Eigentlich sollte man nun glauben, daß sich nach einer solchen Katastrophe ein wirklich panischer Schrecken aller südamerikanischen Städte bemächtigt hätte, denn so rasch hat noch keinen von Menschen bewohnten Ort das Verderben ereilt, so gründlich ist in wenigen Secunden noch keine Stätte menschlichen Fleißes der Erde gleich gemacht worden und gewissermaßen von der Welt verschwunden – aber Gott bewahre. Einen Trost haben sie allerdings, den nämlich, daß in wenig anderen Städten ein gleichstarkes Erdbeben so furchtbare Folgen haben würde, wie gerade in Mendoza, da die Häuser hier, aus ungebrannten Backsteinen aufgebaut, sehr dicke Mauern hatten und in ziemlich engen Straßen dicht beisammen standen. Dann können auch in der That Hunderte von Jahren vergehen, ehe solch ein Stoß wieder mit solcher Kraft gerade genau den Fleck trifft, auf dem eine Stadt steht. Niemand denkt aber hier auch nur im Entferntesten daran, daß ihn selber Aehnliches betreffen könne. Das Erdbeben war eben in Mendoza; man bedauert die Leute, hilft ihnen so viel man kann, und damit ist die Sache eben abgemacht.
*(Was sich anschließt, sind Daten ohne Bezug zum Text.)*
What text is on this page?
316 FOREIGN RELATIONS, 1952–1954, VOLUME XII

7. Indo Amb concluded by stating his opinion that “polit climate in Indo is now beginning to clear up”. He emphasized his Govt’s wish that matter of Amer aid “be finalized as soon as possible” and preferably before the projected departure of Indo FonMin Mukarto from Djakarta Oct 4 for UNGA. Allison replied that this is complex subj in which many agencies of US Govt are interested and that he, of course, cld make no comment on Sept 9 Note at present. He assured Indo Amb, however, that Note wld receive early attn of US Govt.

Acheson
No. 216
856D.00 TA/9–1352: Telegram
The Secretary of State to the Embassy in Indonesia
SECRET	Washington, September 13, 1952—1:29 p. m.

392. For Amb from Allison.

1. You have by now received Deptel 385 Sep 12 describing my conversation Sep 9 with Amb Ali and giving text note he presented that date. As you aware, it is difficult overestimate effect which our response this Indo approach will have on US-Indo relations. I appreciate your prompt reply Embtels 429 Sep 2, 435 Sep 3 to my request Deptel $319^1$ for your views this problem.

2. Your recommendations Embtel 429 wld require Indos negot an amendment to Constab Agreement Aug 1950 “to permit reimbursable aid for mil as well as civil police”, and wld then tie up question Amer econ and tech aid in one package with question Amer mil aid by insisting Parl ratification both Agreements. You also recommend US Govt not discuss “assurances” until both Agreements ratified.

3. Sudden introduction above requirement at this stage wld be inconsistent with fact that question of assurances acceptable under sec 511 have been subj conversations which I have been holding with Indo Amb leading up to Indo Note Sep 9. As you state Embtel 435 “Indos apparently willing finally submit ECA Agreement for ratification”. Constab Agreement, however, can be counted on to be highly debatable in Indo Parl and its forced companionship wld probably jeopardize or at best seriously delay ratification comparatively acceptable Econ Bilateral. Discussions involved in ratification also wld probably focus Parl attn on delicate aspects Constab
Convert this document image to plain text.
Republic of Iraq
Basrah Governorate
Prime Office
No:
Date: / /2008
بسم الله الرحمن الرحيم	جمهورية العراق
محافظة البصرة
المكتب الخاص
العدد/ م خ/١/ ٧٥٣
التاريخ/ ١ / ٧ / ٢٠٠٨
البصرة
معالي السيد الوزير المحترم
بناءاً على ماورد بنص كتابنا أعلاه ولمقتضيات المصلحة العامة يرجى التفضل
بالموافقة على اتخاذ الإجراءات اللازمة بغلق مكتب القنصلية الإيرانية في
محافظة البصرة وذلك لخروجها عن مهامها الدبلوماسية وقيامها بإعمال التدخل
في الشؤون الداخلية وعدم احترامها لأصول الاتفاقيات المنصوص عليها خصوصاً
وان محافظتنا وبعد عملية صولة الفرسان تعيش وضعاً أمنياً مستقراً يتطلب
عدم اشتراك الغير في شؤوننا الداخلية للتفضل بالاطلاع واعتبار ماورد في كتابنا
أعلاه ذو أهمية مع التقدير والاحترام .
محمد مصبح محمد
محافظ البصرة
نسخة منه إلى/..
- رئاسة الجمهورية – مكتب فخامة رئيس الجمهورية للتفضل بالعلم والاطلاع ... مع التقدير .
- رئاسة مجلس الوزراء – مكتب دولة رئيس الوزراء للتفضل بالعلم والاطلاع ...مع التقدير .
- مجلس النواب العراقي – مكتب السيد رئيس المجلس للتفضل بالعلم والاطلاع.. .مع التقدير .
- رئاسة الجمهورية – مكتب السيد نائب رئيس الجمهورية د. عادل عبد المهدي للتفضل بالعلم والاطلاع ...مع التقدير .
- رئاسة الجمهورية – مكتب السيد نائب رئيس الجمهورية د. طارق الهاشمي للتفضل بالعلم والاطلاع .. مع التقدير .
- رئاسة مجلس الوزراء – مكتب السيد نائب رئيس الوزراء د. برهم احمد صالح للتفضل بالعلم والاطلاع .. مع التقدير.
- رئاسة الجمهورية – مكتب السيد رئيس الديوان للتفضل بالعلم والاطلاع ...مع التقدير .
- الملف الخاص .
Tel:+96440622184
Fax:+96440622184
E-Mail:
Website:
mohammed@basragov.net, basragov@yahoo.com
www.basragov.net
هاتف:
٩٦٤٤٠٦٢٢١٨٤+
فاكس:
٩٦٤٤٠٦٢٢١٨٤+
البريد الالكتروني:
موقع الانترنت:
Nenne es nun Einer Sorglosigkeit oder Vertrauen auf Gott, die Sache bleibt dieselbe, und das Menschenherz pflanzt ja doch nach jedem Stoß, den es erleidet, fröhlich wieder die Fahne der Hoffnung auf und – schlägt weiter. In Valparaiso hat man den Stoß ebenfalls gespürt, aber nur sehr schwach – in Valdivia gar nicht.

Doch genug für heute. In 14 Tagen bin ich wieder in See, dem atlantischen Ocean zuzusteuern, und unterwegs werde ich Zeit genug finden, Ihnen Ausführlicheres über mein bisheriges Leben zu berichten.

So für jetzt mit freundlichen Grüßen      Ihr

Fr. Gerstäcker.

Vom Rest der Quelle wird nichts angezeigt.